Sophia van Duverden krijgt voor haar helft toegescheiden:
- 1200 gulden ten laste van de Watergraeff en de Heemraden voornoemd, met de verlopen renten;
- 1600 gulden ten laste van zeker persoon tot Dordrecht met de lopende rente, bekend bij Dirck Pijll bekent, met de lopende renten;
- 150 gulden tot last van Jacob Gysbertsz.;
- een plecht van 900 gulden met de onbetaalde renten ten laste van haar broeder Dirck van Duverden van Voord;
- 100 gulden ten laste van Wouter Peterss.;
- 400 gulden ten laste van Wouter Claesz. Buijs, met de lopende renten;
- 100 gulden ten laste van Gerbrich Alberts.;
- 95 gulden die Maes Lamberts. aan pachten schuldig is;
- 189 gulden die Jan op Emelaer aan pachten schuldig is;
- 65 gulden die Willem Gerrits. aan pachten schuldig is;
- 18 gulden en 10 stuivers, aan verschenen lijfrenten staande op haar;
- 72 gulden 10 stuivers van 2 jaar renten ten laste van Anthonis Rutgersz.
De lopende uitschulden van de boedel bedragen 458 gulden, die de weduwe op zich heeft genomen, waarvoor zij tot voldoening ontvangen zal:
- 150 gulden die Helmich van Westrenen aan pacht schuldig is over 1618;
- 125 gulden die Willem Moij aan pacht schuldig is over 1618;
- 89 gulden die Willem Jans.

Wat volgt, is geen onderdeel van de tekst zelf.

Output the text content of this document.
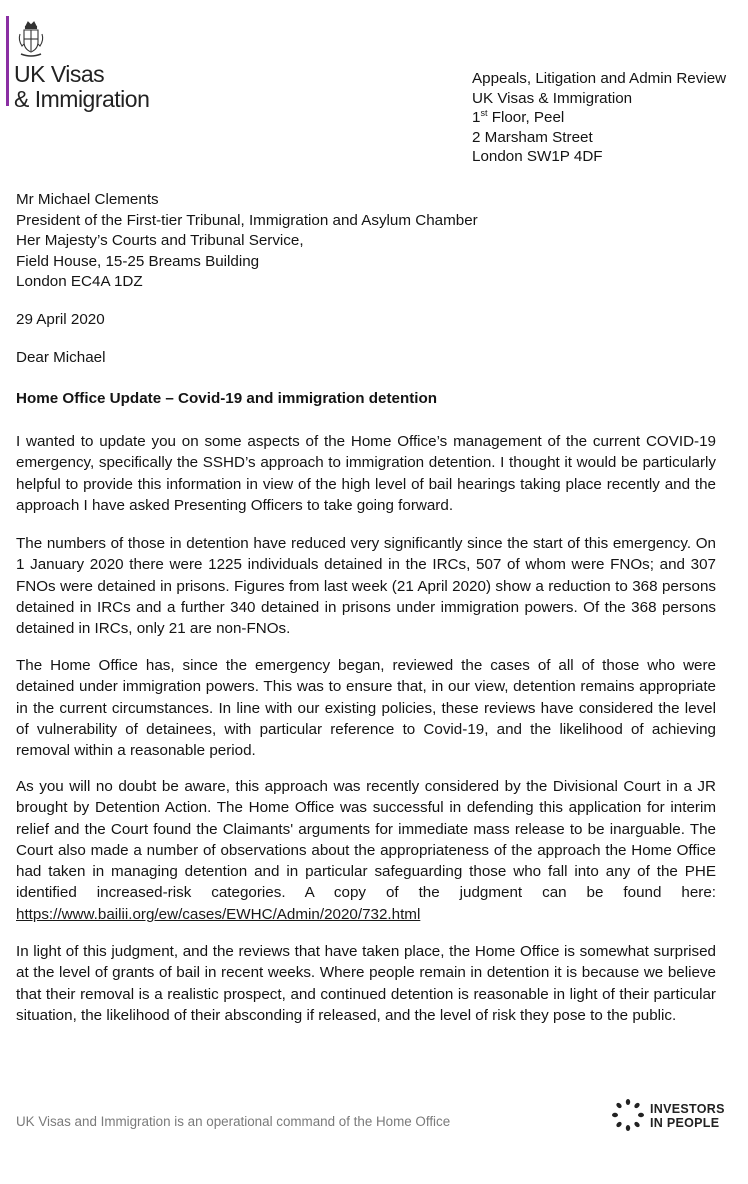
UK Visas
& Immigration
Appeals, Litigation and Admin Review
UK Visas & Immigration
1st Floor, Peel
2 Marsham Street
London SW1P 4DF
Mr Michael Clements
President of the First-tier Tribunal, Immigration and Asylum Chamber
Her Majesty’s Courts and Tribunal Service,
Field House, 15-25 Breams Building
London EC4A 1DZ
29 April 2020
Dear Michael
Home Office Update – Covid-19 and immigration detention

I wanted to update you on some aspects of the Home Office’s management of the current COVID-19 emergency, specifically the SSHD’s approach to immigration detention. I thought it would be particularly helpful to provide this information in view of the high level of bail hearings taking place recently and the approach I have asked Presenting Officers to take going forward.

The numbers of those in detention have reduced very significantly since the start of this emergency. On 1 January 2020 there were 1225 individuals detained in the IRCs, 507 of whom were FNOs; and 307 FNOs were detained in prisons. Figures from last week (21 April 2020) show a reduction to 368 persons detained in IRCs and a further 340 detained in prisons under immigration powers. Of the 368 persons detained in IRCs, only 21 are non-FNOs.

The Home Office has, since the emergency began, reviewed the cases of all of those who were detained under immigration powers. This was to ensure that, in our view, detention remains appropriate in the current circumstances. In line with our existing policies, these reviews have considered the level of vulnerability of detainees, with particular reference to Covid-19, and the likelihood of achieving removal within a reasonable period.

As you will no doubt be aware, this approach was recently considered by the Divisional Court in a JR brought by Detention Action. The Home Office was successful in defending this application for interim relief and the Court found the Claimants' arguments for immediate mass release to be inarguable. The Court also made a number of observations about the appropriateness of the approach the Home Office had taken in managing detention and in particular safeguarding those who fall into any of the PHE identified increased-risk categories. A copy of the judgment can be found here: https://www.bailii.org/ew/cases/EWHC/Admin/2020/732.html

In light of this judgment, and the reviews that have taken place, the Home Office is somewhat surprised at the level of grants of bail in recent weeks. Where people remain in detention it is because we believe that their removal is a realistic prospect, and continued detention is reasonable in light of their particular situation, the likelihood of their absconding if released, and the level of risk they pose to the public.

UK Visas and Immigration is an operational command of the Home Office
INVESTORS
IN PEOPLE
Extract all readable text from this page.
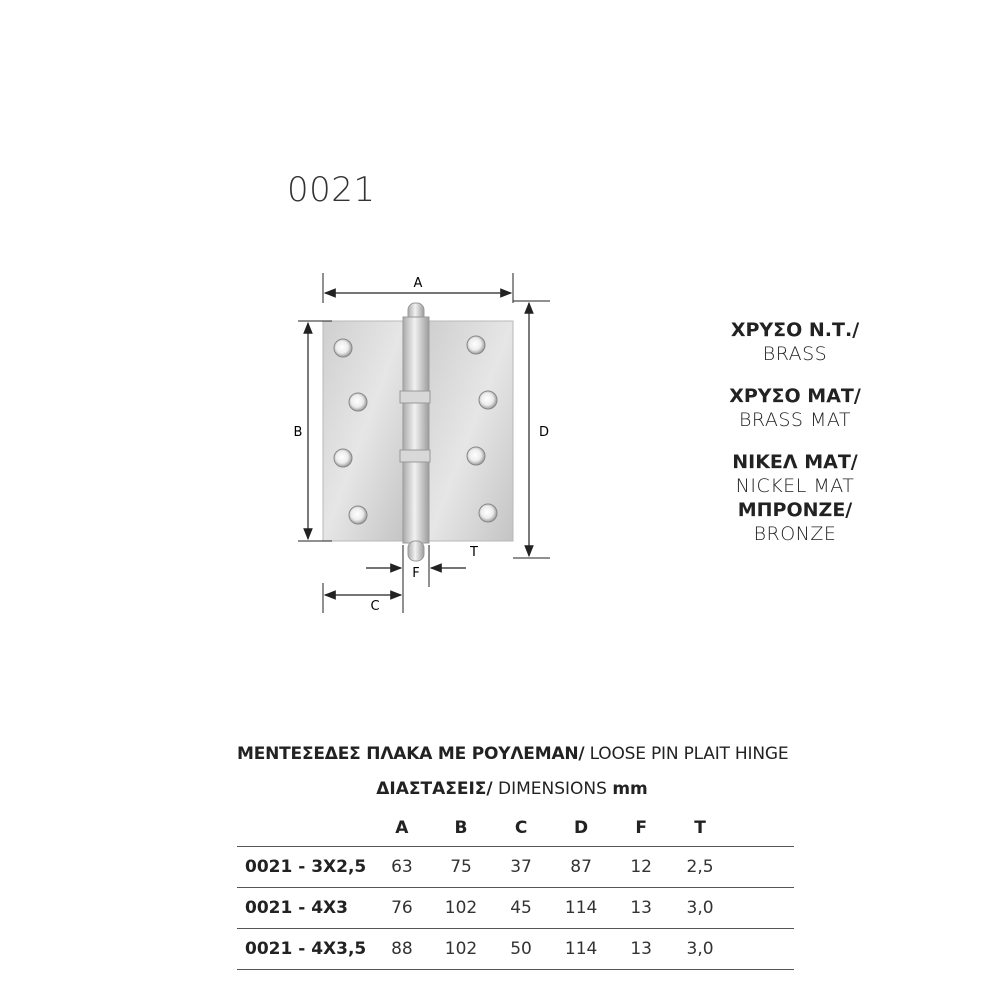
0021
A
B	D
F
T
C
ΧΡΥΣΟ Ν.Τ./
BRASS
ΧΡΥΣΟ ΜΑΤ/
BRASS MAT
ΝΙΚΕΛ ΜΑΤ/
NICKEL MAT
ΜΠΡΟΝΖΕ/
BRONZE
ΜΕΝΤΕΣΕΔΕΣ ΠΛΑΚΑ ΜΕ ΡΟΥΛΕΜΑΝ/ LOOSE PIN PLAIT HINGE
ΔΙΑΣΤΑΣΕΙΣ/ DIMENSIONS mm
	A	B	C	D	F	T	
0021 - 3X2,5	63	75	37	87	12	2,5	
0021 - 4X3	76	102	45	114	13	3,0	
0021 - 4X3,5	88	102	50	114	13	3,0	
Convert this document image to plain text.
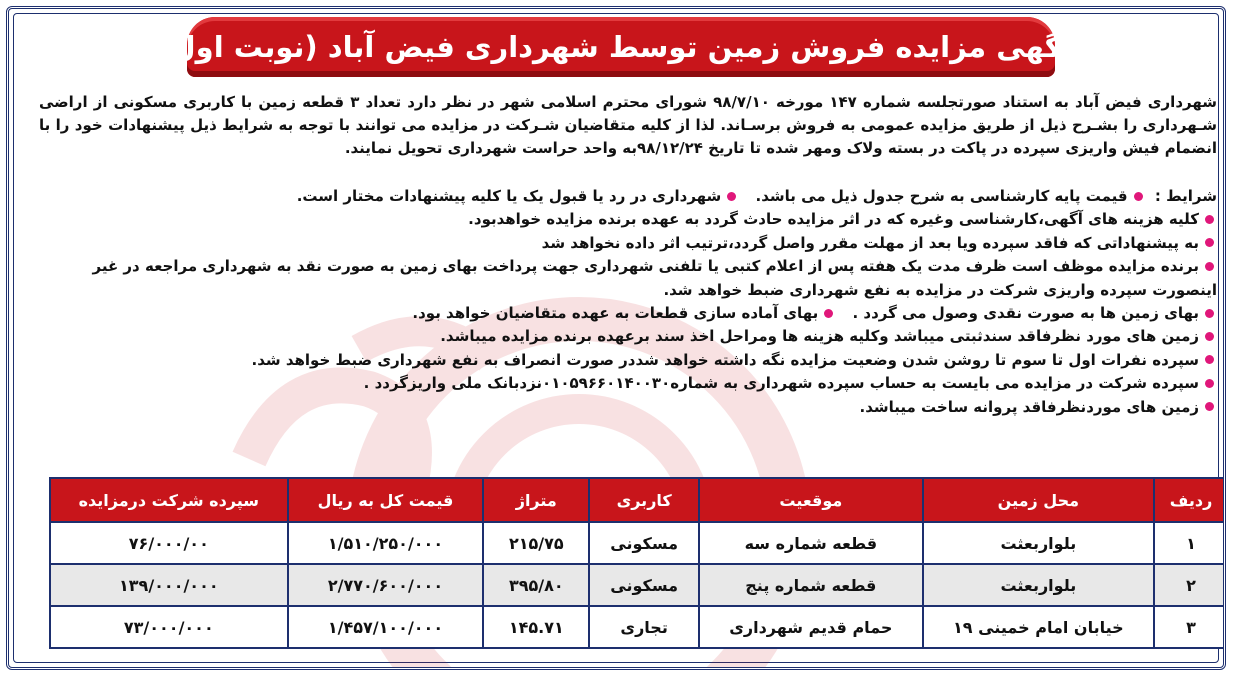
آگهی مزایده فروش زمین توسط شهرداری فیض آباد (نوبت اول

شهرداری فیض آباد به استناد صورتجلسه شماره ۱۴۷ مورخه ۹۸/۷/۱۰ شورای محترم اسلامی شهر در نظر دارد تعداد ۳ قطعه زمین با کاربری مسکونی از اراضی شـهرداری را بشـرح ذیل از طریق مزایده عمومی به فروش برسـاند. لذا از کلیه متقاضیان شـرکت در مزایده می توانند با توجه به شرایط ذیل پیشنهادات خود را با انضمام فیش واریزی سپرده در پاکت در بسته ولاک ومهر شده تا تاریخ ۹۸/۱۲/۲۴به واحد حراست شهرداری تحویل نمایند.

شرایط : قیمت پایه کارشناسی به شرح جدول ذیل می باشد. شهرداری در رد یا قبول یک یا کلیه پیشنهادات مختار است.
کلیه هزینه های آگهی،کارشناسی وغیره که در اثر مزایده حادث گردد به عهده برنده مزایده خواهدبود.
به پیشنهاداتی که فاقد سپرده ویا بعد از مهلت مقرر واصل گردد،ترتیب اثر داده نخواهد شد
برنده مزایده موظف است ظرف مدت یک هفته پس از اعلام کتبی یا تلفنی شهرداری جهت پرداخت بهای زمین به صورت نقد به شهرداری مراجعه در غیر اینصورت سپرده واریزی شرکت در مزایده به نفع شهرداری ضبط خواهد شد.
بهای زمین ها به صورت نقدی وصول می گردد . بهای آماده سازی قطعات به عهده متقاضیان خواهد بود.
زمین های مورد نظرفاقد سندثبتی میباشد وکلیه هزینه ها ومراحل اخذ سند برعهده برنده مزایده میباشد.
سپرده نفرات اول تا سوم تا روشن شدن وضعیت مزایده نگه داشته خواهد شددر صورت انصراف به نفع شهرداری ضبط خواهد شد.
سپرده شرکت در مزایده می بایست به حساب سپرده شهرداری به شماره۰۱۰۵۹۶۶۰۱۴۰۰۳۰نزدبانک ملی واریزگردد .
زمین های موردنظرفاقد پروانه ساخت میباشد.
ردیف	محل زمین	موقعیت	کاربری	متراژ	قیمت کل به ریال	سپرده شرکت درمزایده
۱	بلواربعثت	قطعه شماره سه	مسکونی	۲۱۵/۷۵	۱/۵۱۰/۲۵۰/۰۰۰	۷۶/۰۰۰/۰۰
۲	بلواربعثت	قطعه شماره پنج	مسکونی	۳۹۵/۸۰	۲/۷۷۰/۶۰۰/۰۰۰	۱۳۹/۰۰۰/۰۰۰
۳	خیابان امام خمینی ۱۹	حمام قدیم شهرداری	تجاری	۱۴۵.۷۱	۱/۴۵۷/۱۰۰/۰۰۰	۷۳/۰۰۰/۰۰۰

Schaij aan pacht schuldig is over 1618;
- en wat zij verder aan vlas, drie Spaanse stoelen en mobilia die zij uit de boedel van haar ouders gekocht had en tegen betaling heeft aangenomen.
Zij zal de kinderen vrijen van deze uitschulden.

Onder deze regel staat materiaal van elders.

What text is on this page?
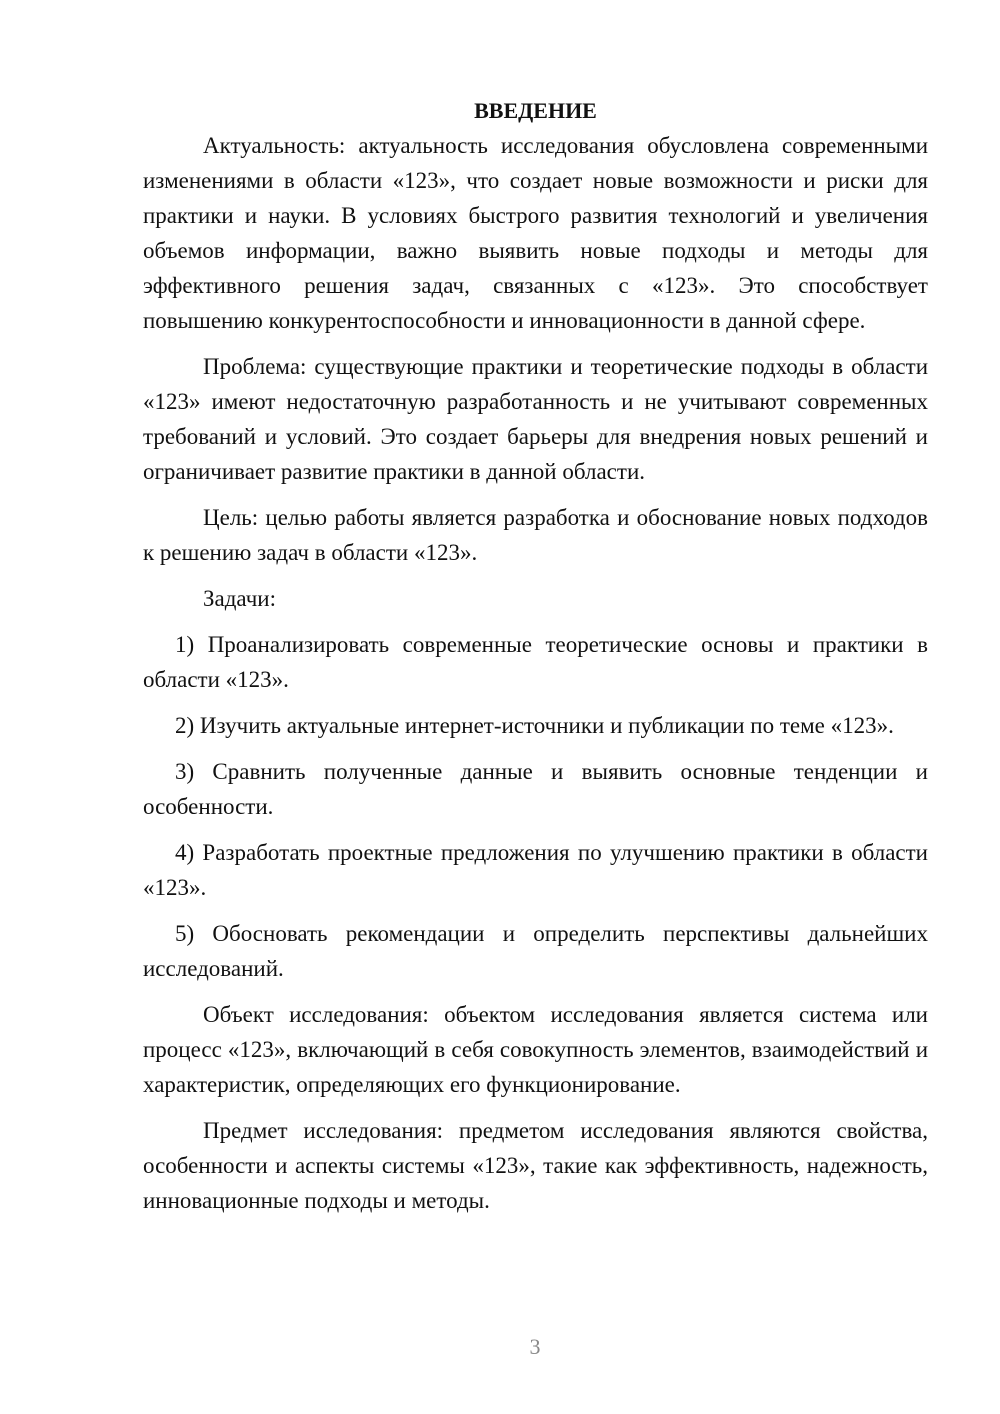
ВВЕДЕНИЕ

Актуальность: актуальность исследования обусловлена современными изменениями в области «123», что создает новые возможности и риски для практики и науки. В условиях быстрого развития технологий и увеличения объемов информации, важно выявить новые подходы и методы для эффективного решения задач, связанных с «123». Это способствует повышению конкурентоспособности и инновационности в данной сфере.

Проблема: существующие практики и теоретические подходы в области «123» имеют недостаточную разработанность и не учитывают современных требований и условий. Это создает барьеры для внедрения новых решений и ограничивает развитие практики в данной области.

Цель: целью работы является разработка и обоснование новых подходов к решению задач в области «123».

Задачи:

1) Проанализировать современные теоретические основы и практики в области «123».

2) Изучить актуальные интернет-источники и публикации по теме «123».

3) Сравнить полученные данные и выявить основные тенденции и особенности.

4) Разработать проектные предложения по улучшению практики в области «123».

5) Обосновать рекомендации и определить перспективы дальнейших исследований.

Объект исследования: объектом исследования является система или процесс «123», включающий в себя совокупность элементов, взаимодействий и характеристик, определяющих его функционирование.

Предмет исследования: предметом исследования являются свойства, особенности и аспекты системы «123», такие как эффективность, надежность, инновационные подходы и методы.

3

Gemeen zal blijven tussen enerzijds de kinderen voor de ene helft en anderzijds weduwe Sophia voor de andere helft:
- de huysinge staande in de Crommestraet, tegenwoordig bewoond door Sophia.
Belend aan de ene zijde:
- Helmich van Westrhenen;
en aan de andere zijde:
- Dirck Borren weduwe en erfgenamen;
- de helft van 9 dammaten land gelegen in Bunschote velde, gemeen met de erfgenamen van Jan van der Schuer;
- een kapitaal van 6800 gulden met de renten op de Oostindische Compagnie.
De gemene mobilia van de boedel zal gedeeld worden tussen enerzijds de kinderen en anderzijds Sophia, ieder voor de helft en zal gespecificeerd en ondertekend worden.
Wat er verder nog boven de 458 gulden aan lasten zou komen, het zij van de Oostindische Compagnie van pretensien van Johan Both en de weduwe van Capteyn Sonck of het uitzetten van Eemgeld, die zullen voor de ene helft gedragen worden door de kinderen en voor de andere helft door de weduwe.
Waarmee de weduwe en haar kinderen gescheiden zijn.
In een notitie gedateerd 27-10-1618 inzake correcties in de tekst omtrent de nagelaten klederen en de gouden knopen van de overledene, heeft naast de hierboven vermelde ondertekenaars, ook Abraham Both ondertekend.
:
Pieter Both
Geboren 1568; overleden 6 maart 1615
Gouverneur-generaal van 19 december 1610 tot 6 november 1614
.
De geboortedatum van Pieter Both is niet bekend, wel dat het geboortejaar 1568 was en de geboorteplaats Amersfoort. Van zijn jeugd is niet veel bekend, alleen dat hij o.a. in Italië zich in de handel en de Italiaanse taal, de toenmalige handelstaal in het Middellandsezeegebied, heeft bekwaamd. Meer wordt er over hem duidelijk als hij als bevelhebber in december 1599 met vier schepen van de Nieuwe of Brabantsche Compagnie uit Amsterdam naar China vertrekt. Niet duidelijk is waarom de vloot niet naar China ging maar in Bantam arriveerde. Toen de vloot daar arriveerde lagen daar drie Nederlandse schepen van de derde vloot van de Oude Oost-Indische Compagnie te Amsterdam onder Steven van der Hagen voor anker. Ook de schepen van de vierde vloot van deze compagnie, o.l.v. Jacob Wilckens lagen op de rede van Bantam. De drie vloten sloten op 27 november 1600 een overeenkomst om gezamenlijk peper in te kopen. De gecombineerde vloot is gezamenlijk naar Patria vertrokken. Both keert in september 1601 terug met twee volgeladen schepen, de 'Verenigde Landen' en de 'Hof van Holland'. Vervolgens is hij enkele jaren afwisselend raad en schepen in Amersfoort. Op 1 maart 1603 trouwde Pieter Both met Sophia van Duverden van Voort. Zij krijgen vier of vijf kinderen waarvan er slechts twee overleven.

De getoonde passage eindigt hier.